Che effetto le fa ripensare a tutto quello che è successo da quando aveva iniziato?
«Fa impressione. Avevo cominciato a 34 anni, adesso ne ho quasi 50. Quando mi inquadro faccio dei primi piani stretti e si vede la differenza: le rughe, i capelli bianchi, i peli dal naso che prima non c’erano… Ma anche se si vedrà il mio evidente declino fisico, continuerò. Poi, qualunque cosa faccia, la gente che mi ferma mi dice: “Tutto bello… ma “Il testimone”?”».

Il tempo che è passato ha cambiato qualcosa?
«Sono cresciuto. Questo programma è stato involontariamente all’avanguardia: ero una sorta di antenato degli youtuber. Questo modo di comunicare è diventato uno stile. Solo che poi loro mi hanno sorpassato 15mila volte».

Rispetto al 35enne di allora, il quasi 50enne di oggi è anche un papà.
«Sì. Non ho ancora capito che tipo influenza avrà sul mio lavoro… tendenzialmente i bambini mi sono sempre piaciuti, li ho inseriti nel primo e nel secondo film. Vedremo se questa cosa mi cambierà anche nel lavoro».

Era davvero un bambino timido?
«Certo. Quando con i miei genitori andavamo a trovare i miei zii e cugini e dovevo salutarli tutti venivo preso dall’ansia: ero diventato famoso perché una volta arrivati restavo in macchina e scendevo un’ora dopo. Mia madre per farmi socializzare mi iscriveva a corsi di calcio ma non ci andavo mai: l’idea di conoscere nuove persone mi dava ansia. Questa cosa mi è rimasta».

Come si pone di fronte a un complimento?
«Mi imbarazzo. Se me li scrive, anche gente importante, passa una settimana prima che risponda: non so come farlo».

Esempi?
«Mi aveva scritto un complimento Gabriele Muccino: lo facevo vedere a tutti ma a lui non rispondevo. Ci devo pensare, devo elaborare cosa voglio dire… alla fine mi ha chiamato per dirmi se lo avevo ricevuto».

Non male.
«L’ho fatto anche con Paolo Sorrentino. Mi aveva scritto una cosa molto bella di cui andavo fierissimo. Preso dall’emozione, gli avevo risposto “Grazie!”. Quando mi ha visto, tempo dopo, mi ha contestato la brevità e la freddezza del mio messaggio. Si era offeso. “Ma ho messo anche il punto esclamativo”, gli ho detto. Per me è una cosa enorme, però capisco che è un mio problema».

Quindi è vero, la telecamera è il suo superpotere.
«Mi aiuta tantissimo, divento molto più empatico. Infatti le persone si aspettano che lo sia anche nella realtà. Vista la mia incapacità di relazionarmi nella vita privata, già riprendermi mi fa superare un trauma.
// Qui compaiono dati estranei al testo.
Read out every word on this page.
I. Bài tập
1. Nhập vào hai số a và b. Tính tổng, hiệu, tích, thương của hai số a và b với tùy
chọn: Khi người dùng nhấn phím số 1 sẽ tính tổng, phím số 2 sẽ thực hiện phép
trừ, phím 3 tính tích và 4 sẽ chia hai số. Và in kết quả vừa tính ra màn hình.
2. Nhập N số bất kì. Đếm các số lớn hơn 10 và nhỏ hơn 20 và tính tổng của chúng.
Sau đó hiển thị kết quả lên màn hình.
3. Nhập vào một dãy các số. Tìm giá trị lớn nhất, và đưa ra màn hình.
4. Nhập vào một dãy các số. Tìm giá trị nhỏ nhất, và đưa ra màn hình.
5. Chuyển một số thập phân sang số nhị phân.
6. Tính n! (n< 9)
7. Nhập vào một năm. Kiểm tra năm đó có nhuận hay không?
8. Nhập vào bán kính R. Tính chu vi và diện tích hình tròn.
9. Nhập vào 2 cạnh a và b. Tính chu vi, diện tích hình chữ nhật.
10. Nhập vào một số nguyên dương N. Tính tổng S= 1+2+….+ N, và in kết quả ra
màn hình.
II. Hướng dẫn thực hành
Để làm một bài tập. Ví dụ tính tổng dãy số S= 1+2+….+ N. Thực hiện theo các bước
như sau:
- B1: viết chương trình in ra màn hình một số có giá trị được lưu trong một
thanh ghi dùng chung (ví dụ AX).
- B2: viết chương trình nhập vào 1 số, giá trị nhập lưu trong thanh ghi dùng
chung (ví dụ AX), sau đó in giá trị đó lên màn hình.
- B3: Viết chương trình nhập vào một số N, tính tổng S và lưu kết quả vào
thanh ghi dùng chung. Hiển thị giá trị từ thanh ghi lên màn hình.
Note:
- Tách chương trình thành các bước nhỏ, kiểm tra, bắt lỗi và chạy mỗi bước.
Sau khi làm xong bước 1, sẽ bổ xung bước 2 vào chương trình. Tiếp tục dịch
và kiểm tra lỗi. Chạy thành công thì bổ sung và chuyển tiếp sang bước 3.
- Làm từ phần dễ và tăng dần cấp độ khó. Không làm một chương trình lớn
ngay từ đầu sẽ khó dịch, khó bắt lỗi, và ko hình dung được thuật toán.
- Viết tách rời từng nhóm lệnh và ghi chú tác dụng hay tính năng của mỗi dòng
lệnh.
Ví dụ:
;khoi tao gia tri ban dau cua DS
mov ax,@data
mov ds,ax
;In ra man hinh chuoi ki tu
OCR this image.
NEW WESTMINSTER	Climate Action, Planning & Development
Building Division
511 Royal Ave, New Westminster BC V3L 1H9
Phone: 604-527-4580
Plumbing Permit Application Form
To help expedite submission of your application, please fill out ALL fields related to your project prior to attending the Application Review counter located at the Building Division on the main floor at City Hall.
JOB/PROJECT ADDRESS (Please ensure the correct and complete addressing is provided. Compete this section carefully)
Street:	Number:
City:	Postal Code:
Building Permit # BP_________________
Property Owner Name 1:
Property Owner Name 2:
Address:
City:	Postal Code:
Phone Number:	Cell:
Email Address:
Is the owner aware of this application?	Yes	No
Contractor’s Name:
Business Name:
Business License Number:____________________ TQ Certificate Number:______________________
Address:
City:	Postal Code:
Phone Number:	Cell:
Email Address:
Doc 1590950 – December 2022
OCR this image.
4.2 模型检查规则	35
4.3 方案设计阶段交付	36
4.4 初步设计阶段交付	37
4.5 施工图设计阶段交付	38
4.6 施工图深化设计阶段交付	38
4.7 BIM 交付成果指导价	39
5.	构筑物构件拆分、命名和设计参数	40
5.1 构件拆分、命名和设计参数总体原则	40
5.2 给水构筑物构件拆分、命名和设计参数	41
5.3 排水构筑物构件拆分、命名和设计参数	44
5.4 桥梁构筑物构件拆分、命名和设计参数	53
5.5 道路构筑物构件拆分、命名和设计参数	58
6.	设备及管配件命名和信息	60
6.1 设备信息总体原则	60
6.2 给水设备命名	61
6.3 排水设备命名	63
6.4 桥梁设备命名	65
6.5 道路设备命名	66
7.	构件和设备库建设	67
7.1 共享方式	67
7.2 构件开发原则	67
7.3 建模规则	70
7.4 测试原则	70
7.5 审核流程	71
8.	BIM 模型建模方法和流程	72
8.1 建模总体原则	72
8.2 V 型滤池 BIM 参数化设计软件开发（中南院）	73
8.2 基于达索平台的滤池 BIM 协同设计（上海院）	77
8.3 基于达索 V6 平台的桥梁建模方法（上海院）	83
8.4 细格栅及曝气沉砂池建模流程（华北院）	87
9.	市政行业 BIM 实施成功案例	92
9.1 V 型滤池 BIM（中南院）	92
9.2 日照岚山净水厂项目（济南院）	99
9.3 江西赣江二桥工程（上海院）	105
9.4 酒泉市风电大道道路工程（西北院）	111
Inoltre non devo comunicare a un cameraman cosa voglio che inquadri e cosa no. Nella telecamera ho trovato poi una giustificazione per le domande che un timido nella vita non farebbe mai».

Le piacerebbe fare un documentario per il cinema?
«Un tempo ero troppo preoccupato dal fatto che le mie riprese al cinema potessero far venire il mal di mare. In realtà certe puntate avrebbero una dignità cinematografica. Sono io che forse mi sottovaluto e non mi butto contro lo snobismo del mondo cinematografico».

Dunque esiste ancora?
«Io lo percepisco. Forse paradossalmente perché sta crollando quel tipo di mondo, ma c’è ancora una vecchia generazione che te lo fa avvertire. Ma anche dei giornalisti si arrabbiarono per i miei riconoscimenti per la lotta alla mafia. C’è sempre qualcuno che si innervosisce quando pensa che sei entrato nel suo mondo».

Lei lo ha fatto, anche con un format come questo, nato nella cucina di casa sua.
«E con il programma base del Premiere, quello con poche funzioni. Se penso a come è partito tutto mi commuovo: nessuno aveva idea di cosa stessi facendo, solo io. Mi piacerebbe avere questo coraggio anche nel cinema. La mia prossima scommessa lavorativa sarà sporcare, essere irriverente nella tecnica anche al cinema».

Come sceglie i reportage da fare?
«Mi piacciono gli argomenti non da prima pagina: non voglio l’ansia dello scoop, preferisco affrontare quelle cose che non si sarebbero mai lette, se non di sfuggita. E raccontarle a modo mio».